How can a simple std::cout << "---" << std::endl; alter how UB manifests?

Question

Some background

Today I saw, in the body of a function kaboom, a local shared_ptr pointing to a *global object and, being captured by reference and its pointee returned by reference by a lambda, i.e. [&local]() -> auto& { return *local; }; this lambda was stored somehow for further use after the function kaboom returned.
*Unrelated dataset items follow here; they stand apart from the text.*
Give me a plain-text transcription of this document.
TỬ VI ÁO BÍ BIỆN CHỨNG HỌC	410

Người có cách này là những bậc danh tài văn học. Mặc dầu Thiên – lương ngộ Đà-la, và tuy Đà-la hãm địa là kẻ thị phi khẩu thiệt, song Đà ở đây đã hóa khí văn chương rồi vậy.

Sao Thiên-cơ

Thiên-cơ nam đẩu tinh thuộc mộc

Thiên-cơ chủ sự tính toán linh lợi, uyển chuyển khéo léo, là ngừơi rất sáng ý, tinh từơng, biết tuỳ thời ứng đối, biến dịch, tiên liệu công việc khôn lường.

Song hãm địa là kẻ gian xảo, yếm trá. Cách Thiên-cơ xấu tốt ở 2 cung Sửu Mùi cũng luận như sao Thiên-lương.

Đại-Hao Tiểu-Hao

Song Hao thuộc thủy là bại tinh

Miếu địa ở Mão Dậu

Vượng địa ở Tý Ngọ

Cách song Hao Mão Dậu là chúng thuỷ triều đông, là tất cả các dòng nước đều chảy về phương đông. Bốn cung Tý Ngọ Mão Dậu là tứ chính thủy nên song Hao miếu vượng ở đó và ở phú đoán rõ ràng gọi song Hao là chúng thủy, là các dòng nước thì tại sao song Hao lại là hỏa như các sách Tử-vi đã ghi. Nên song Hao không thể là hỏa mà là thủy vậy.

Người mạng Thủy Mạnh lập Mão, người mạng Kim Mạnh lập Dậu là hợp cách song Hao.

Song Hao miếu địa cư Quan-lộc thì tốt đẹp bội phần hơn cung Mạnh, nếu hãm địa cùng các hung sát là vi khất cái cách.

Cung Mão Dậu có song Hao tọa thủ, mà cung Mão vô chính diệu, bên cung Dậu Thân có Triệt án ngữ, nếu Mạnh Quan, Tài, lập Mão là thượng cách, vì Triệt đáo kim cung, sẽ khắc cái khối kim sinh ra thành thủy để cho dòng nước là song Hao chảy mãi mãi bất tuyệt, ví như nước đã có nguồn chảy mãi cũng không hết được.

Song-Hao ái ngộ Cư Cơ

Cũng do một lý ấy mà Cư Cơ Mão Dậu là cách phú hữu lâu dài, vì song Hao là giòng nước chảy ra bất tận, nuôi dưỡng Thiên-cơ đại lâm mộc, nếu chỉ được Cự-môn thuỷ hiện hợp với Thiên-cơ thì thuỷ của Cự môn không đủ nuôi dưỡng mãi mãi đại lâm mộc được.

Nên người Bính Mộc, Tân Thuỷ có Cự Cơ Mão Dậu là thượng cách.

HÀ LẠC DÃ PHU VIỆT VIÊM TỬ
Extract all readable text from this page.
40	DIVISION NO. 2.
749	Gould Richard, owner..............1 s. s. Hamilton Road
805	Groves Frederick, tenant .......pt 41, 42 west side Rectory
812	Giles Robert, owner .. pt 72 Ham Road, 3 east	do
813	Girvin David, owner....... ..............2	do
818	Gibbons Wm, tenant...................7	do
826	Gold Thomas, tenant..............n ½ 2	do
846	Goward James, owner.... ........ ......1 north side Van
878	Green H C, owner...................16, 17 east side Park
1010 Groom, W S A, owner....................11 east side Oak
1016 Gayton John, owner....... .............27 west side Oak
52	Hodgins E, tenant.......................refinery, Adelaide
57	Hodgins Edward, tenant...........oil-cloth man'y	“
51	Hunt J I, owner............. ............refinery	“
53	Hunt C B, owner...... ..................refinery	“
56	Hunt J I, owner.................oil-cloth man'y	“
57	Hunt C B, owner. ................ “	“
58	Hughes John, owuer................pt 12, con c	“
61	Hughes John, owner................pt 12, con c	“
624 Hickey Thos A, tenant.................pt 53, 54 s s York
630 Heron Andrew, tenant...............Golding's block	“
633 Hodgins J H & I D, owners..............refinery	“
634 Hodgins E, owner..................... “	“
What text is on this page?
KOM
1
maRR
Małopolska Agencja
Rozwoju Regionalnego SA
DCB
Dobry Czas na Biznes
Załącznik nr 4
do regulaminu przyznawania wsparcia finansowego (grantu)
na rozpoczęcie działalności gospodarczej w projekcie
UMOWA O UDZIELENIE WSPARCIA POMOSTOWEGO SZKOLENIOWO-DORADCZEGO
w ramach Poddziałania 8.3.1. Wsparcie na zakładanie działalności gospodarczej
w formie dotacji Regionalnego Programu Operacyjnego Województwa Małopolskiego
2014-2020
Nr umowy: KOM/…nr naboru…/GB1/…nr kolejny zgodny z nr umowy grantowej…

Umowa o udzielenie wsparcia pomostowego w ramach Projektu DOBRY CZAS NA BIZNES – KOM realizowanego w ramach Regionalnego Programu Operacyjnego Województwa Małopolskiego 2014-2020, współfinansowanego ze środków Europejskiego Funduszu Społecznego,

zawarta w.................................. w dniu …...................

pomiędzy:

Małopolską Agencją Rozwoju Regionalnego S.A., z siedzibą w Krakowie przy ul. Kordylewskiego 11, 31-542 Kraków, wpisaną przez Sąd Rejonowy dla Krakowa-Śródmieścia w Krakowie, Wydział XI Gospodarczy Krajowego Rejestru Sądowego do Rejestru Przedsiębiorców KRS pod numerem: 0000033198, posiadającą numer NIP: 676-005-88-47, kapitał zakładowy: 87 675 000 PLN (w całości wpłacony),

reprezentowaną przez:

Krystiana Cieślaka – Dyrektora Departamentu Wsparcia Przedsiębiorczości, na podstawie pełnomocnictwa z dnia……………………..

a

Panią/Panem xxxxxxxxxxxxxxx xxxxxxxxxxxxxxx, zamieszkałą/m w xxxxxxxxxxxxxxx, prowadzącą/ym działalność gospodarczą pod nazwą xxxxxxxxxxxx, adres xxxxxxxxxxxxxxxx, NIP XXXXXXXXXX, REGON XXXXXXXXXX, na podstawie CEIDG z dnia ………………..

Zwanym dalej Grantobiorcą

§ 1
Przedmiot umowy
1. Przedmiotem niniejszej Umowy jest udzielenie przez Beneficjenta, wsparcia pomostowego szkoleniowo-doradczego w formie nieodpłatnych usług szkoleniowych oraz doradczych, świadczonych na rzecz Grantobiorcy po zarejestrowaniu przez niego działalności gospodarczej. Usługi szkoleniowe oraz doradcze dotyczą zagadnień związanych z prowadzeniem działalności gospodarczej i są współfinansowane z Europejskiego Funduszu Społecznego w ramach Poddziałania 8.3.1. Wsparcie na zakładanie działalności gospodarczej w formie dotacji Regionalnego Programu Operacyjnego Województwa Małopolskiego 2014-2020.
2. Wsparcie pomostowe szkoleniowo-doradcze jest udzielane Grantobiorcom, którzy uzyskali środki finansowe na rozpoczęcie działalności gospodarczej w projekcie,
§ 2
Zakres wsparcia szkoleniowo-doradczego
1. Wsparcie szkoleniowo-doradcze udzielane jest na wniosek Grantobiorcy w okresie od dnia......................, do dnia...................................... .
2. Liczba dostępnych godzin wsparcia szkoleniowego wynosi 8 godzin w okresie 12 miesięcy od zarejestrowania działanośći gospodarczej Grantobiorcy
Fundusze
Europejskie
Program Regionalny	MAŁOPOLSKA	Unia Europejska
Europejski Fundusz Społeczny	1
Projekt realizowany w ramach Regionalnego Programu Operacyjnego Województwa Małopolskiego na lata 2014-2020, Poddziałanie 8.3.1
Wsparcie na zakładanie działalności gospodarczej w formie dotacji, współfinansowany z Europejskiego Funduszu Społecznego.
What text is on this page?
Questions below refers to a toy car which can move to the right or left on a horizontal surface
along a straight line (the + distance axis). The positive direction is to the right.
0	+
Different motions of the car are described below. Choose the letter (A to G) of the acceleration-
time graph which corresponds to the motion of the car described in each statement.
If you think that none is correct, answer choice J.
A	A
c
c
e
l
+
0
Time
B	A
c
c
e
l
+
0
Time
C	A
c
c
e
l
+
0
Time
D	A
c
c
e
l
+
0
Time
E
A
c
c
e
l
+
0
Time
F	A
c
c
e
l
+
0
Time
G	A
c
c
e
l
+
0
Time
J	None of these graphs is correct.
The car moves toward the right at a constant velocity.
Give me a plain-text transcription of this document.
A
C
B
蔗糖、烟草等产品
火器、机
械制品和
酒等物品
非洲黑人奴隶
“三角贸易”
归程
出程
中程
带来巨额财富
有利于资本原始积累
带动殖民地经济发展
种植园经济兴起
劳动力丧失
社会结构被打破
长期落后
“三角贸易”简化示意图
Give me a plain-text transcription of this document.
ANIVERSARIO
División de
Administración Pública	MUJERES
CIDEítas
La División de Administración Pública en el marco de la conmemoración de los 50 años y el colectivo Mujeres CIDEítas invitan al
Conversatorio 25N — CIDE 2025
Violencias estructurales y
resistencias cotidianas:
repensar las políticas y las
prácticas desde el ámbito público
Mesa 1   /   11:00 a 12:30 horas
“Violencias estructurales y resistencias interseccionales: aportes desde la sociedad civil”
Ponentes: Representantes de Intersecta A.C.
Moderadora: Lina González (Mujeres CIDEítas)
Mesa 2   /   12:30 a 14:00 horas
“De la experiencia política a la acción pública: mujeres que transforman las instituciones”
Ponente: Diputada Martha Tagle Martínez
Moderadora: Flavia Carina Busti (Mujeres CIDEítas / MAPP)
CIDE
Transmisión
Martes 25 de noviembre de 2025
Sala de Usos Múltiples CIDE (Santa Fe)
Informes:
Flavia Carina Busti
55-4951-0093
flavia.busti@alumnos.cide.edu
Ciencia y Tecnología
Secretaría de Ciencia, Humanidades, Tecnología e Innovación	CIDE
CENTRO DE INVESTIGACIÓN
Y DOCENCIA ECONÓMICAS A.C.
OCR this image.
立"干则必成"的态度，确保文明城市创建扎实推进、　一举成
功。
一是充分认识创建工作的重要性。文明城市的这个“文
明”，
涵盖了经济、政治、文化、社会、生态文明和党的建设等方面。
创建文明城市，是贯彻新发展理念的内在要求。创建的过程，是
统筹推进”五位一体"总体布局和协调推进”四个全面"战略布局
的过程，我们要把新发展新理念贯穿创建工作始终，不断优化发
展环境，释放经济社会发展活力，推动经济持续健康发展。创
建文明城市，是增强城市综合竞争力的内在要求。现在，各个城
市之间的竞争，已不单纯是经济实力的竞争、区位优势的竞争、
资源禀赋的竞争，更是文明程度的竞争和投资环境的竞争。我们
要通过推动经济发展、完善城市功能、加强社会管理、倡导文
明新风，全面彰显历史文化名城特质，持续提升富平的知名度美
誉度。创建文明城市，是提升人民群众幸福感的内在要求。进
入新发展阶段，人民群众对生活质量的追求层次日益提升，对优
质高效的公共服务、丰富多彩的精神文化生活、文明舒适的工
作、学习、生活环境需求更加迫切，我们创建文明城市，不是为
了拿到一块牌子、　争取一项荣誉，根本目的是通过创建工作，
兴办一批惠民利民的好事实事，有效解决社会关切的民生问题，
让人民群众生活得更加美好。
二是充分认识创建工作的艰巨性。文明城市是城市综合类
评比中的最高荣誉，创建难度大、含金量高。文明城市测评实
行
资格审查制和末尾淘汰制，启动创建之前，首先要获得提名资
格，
As soon as I saw this, I thought the code was invoking undefined behavior. I tried to make a minimal example to support my claim, and came up with the following.

#include <iostream>
#include <memory>
#include <functional>
#include <vector>

struct Resource {
    const int i{3};
};

std::shared_ptr<Resource> global = std::make_unique<Resource>();

auto getSharedStuff() {
    return global;
}

std::vector<std::function<Resource&()>> actions{};

void kaboom() {
    std::shared_ptr<Resource> local = getSharedStuff();
    actions.push_back([&local]() -> auto& { return *local; });
}

int main() {
    kaboom();
    std::cout << global->i << std::endl;
    std::cout << actions[0]().i << std::endl;
}

The simple fact that the 2 couts give 3 and 0 respectively is proof for me that I'm observing UB (3 is correct, and 0 could have been anything, including 3, but I've been lucky that it was not 3, so the UB is well manifest).

Good.

The code I'm curious about

But before getting there, an intermediate version of the repro above was this:

#include <iostream>
#include <memory>
#include <functional>
#include <vector>

struct Resource {
    Resource(Resource const&) = delete;
    Resource(Resource&&) = delete;
    Resource() { std::cout << this << "'s ctor" << std::endl; }
    ~Resource() { std::cout << this << "'s dtor" << std::endl; }
    void operator()() { std::cout << this << "'s operator()" << std::endl; }
};

std::shared_ptr<Resource> global = std::make_unique<Resource>();

auto getSharedStuff() {
    return global;
}

std::vector<std::function<Resource&()>> actions{};

void kaboom() {
    std::shared_ptr<Resource> local = getSharedStuff();
    actions.push_back([&local]() -> auto& { return *local; });
}

int main() {
    kaboom();
    std::cout << "---" << std::endl;
    actions[0]()();
}

which can result in this output

0xc602b0's ctor
---
0x7f0f48f7f4a0's operator()
0xc602b0's dtor

I'm kind of ok with this, as actions[0]()() is dereferencing a destroyed shared_ptr and calling operator() on the screwed up result, so I accept that this can be screwup too.

What's funny, though, is that removing std::cout << "---" << std::endl; makes UB less manifest, as the output becomes something like this:

0xce92b0's ctor
0xce92b0's operator()
0xce92b0's dtor

So my question is: how can a "simple" line as std::cout << "---" << std::endl; affect this way the manifestation of UB?